Python's ``random.shuffle`` function can do the shuffle for us (see:
:ref:`list-shuffle`):

.. nbplot::

    >>> import random

.. nbplot::
    :hide-from: all
    :show-to: doctest

    By setting the "seed" we make sure that the random permutations below are
    the same each time this code is run.  Comment this guy out to see what
    happens when you get a different set of random permutations below.

    >>> random.seed(7)

Before shuffling, the first 541 age values are all for Leave voters.  Here are
the first 10:

.. nbplot::

    >>> # The first 10 ages before shuffling (all brexit)
    >>> all_ages[:10]
    [71, 60, 74, 61, 47, 56, 76, 35, 44, 38]

Here's a random shuffle of the combined list of ages:

.. nbplot::

    >>> random.shuffle(all_ages)
    >>> # The first 10 ages of the shuffled list, mixed brexit and remain.
    >>> all_ages[:10]
    [24, 59, 55, 31, 89, 66, 64, 35, 28, 41]

Now for our permutation test.  We've assumed the null hypothesis.  We have
randomly shuffled the combined group.  We'll call the first 541 values
``group_A`` and the last 774 values ``group_B``.

After the shuffling, the ``group_A`` group is a random mix of the
``brexit_ages`` and ``remain_ages`` values, as is the ``group_B`` group.

Here is a function that takes the combined list and returns the difference in
means:

.. nbplot::

    >>> def difference_in_means(combined_list):
    ...     """ Split suffled combind group into two, return mean difference
    ...     """
    ...     group_A = combined_list[:541]
    ...     group_B = combined_list[541:]
    ...     return mean(group_B) - mean(group_A)

Let's get the difference in means for these new groups, generated by the
shuffle:

.. nbplot::

    >>> difference_in_means(all_ages)
    0.35758261808212666

That difference from the shuffled groups looks a lot less than the difference
we originally found:

.. nbplot::

    >>> observed_difference
    3.6998380833655773

One difference is not enough.  We need more shuffled mean differences to see
whether ``observed_difference`` is really unusual compared to the range of
permuted group differences.  Here we run the shuffle procedure 10000 times, to
get a large range of values:

.. nbplot::

    >>> n_repeats = 10000
    >>> shuffled_differences = []  # An empty list to store the differences
    >>> for i in range(n_repeats):
    ...     random.shuffle(all_ages)
    ...     new_difference = difference_in_means(all_ages)
    ...     # Collect the new mean by adding to the end of the list
    ...     shuffled_differences.append(new_difference)
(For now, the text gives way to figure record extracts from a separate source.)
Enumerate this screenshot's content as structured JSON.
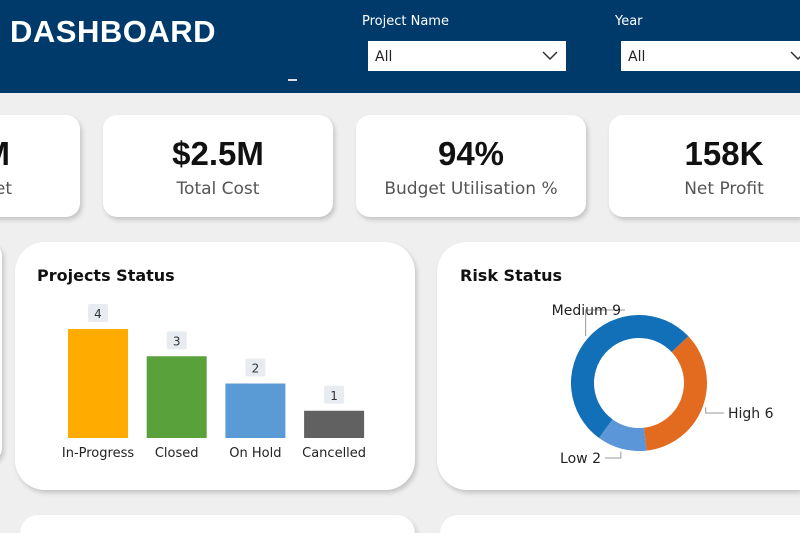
{
  "header": {
    "title": "DASHBOARD"
  },
  "filters": [
    {
      "label": "Project Name",
      "value": "All"
    },
    {
      "label": "Year",
      "value": "All"
    }
  ],
  "kpis": [
    {
      "value": "M",
      "label": "et"
    },
    {
      "value": "$2.5M",
      "label": "Total Cost"
    },
    {
      "value": "94%",
      "label": "Budget Utilisation %"
    },
    {
      "value": "158K",
      "label": "Net Profit"
    }
  ],
  "projects_status": {
    "type": "bar",
    "title": "Projects Status",
    "categories": [
      "In-Progress",
      "Closed",
      "On Hold",
      "Cancelled"
    ],
    "values": [
      4,
      3,
      2,
      1
    ],
    "colors": [
      "#ffab00",
      "#58a13b",
      "#5b9bd5",
      "#616161"
    ]
  },
  "risk_status": {
    "type": "donut",
    "title": "Risk Status",
    "categories": [
      "Medium",
      "High",
      "Low"
    ],
    "values": [
      9,
      6,
      2
    ],
    "colors": [
      "#1170b8",
      "#e36b1f",
      "#5b96d8"
    ]
  }
}
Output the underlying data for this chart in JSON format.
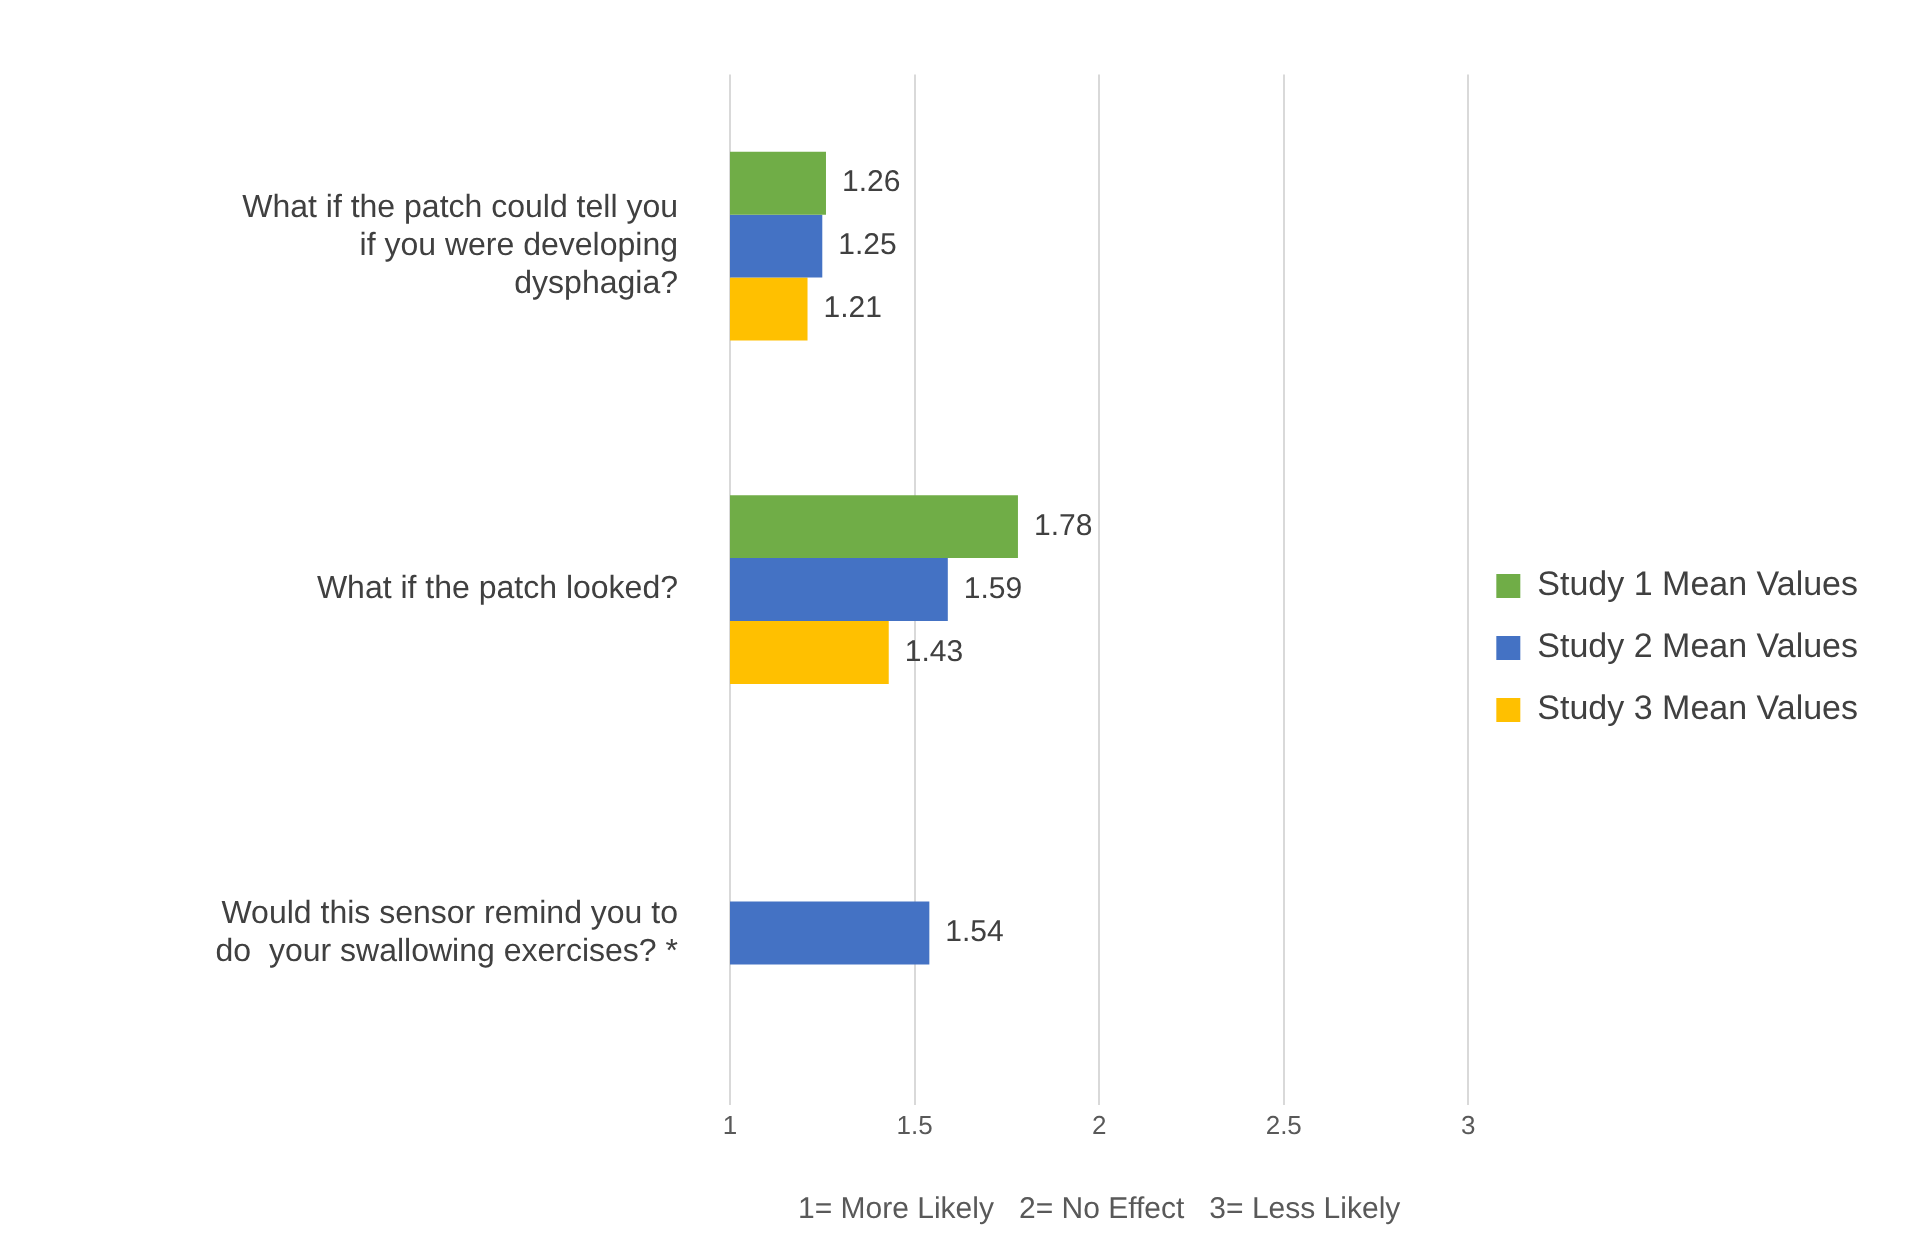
{
  "chart_data": {
    "type": "bar",
    "orientation": "horizontal",
    "categories": [
      "What if the patch could tell you if you were developing dysphagia?",
      "What if the patch looked?",
      "Would this sensor remind you to do  your swallowing exercises? *"
    ],
    "series": [
      {
        "name": "Study 1 Mean Values",
        "color": "#70ad47",
        "values": [
          1.26,
          1.78,
          null
        ]
      },
      {
        "name": "Study 2 Mean Values",
        "color": "#4472c4",
        "values": [
          1.25,
          1.59,
          1.54
        ]
      },
      {
        "name": "Study 3 Mean Values",
        "color": "#ffc000",
        "values": [
          1.21,
          1.43,
          null
        ]
      }
    ],
    "xlim": [
      1,
      3
    ],
    "xticks": [
      1,
      1.5,
      2,
      2.5,
      3
    ],
    "grid": "x",
    "legend": "right",
    "data_labels": true,
    "xlabel": "1= More Likely   2= No Effect   3= Less Likely"
  }
}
This gives us 10000 differences from groups that are compatible with our null
hypothesis.   We can now ask whether ``observed_difference`` is unusually
large compared to the distribution of these 10000 differences.

.. mpl-interactive::

.. nbplot::

    >>> # The plotting package
    >>> import matplotlib.pyplot as plt

.. nbplot::

    >>> plt.hist(shuffled_differences)
    (...)

The maximumum of these differences is:

.. nbplot::

    >>> max(shuffled_differences)
    3.8717109191037764

Remember our ``observed_difference``?

.. nbplot::

    >>> observed_difference
    3.6998380833655773

So - how many of the ``shuffled_differences`` are greater than or equal to the
``observed_difference``?

.. nbplot::

    >>> n_greater_equal = 0
    >>> for i in range(n_repeats):
    ...     if shuffled_differences[i] >= observed_difference:
    ...         n_greater_equal = n_greater_equal + 1
    >>> n_greater_equal
    1

In 10000 samples, we only found one sample greater than or equal to the
observed difference.

So, our estimate is that there is a 1 in 10000 chance that the observed
difference could have come about by differences in random sampling.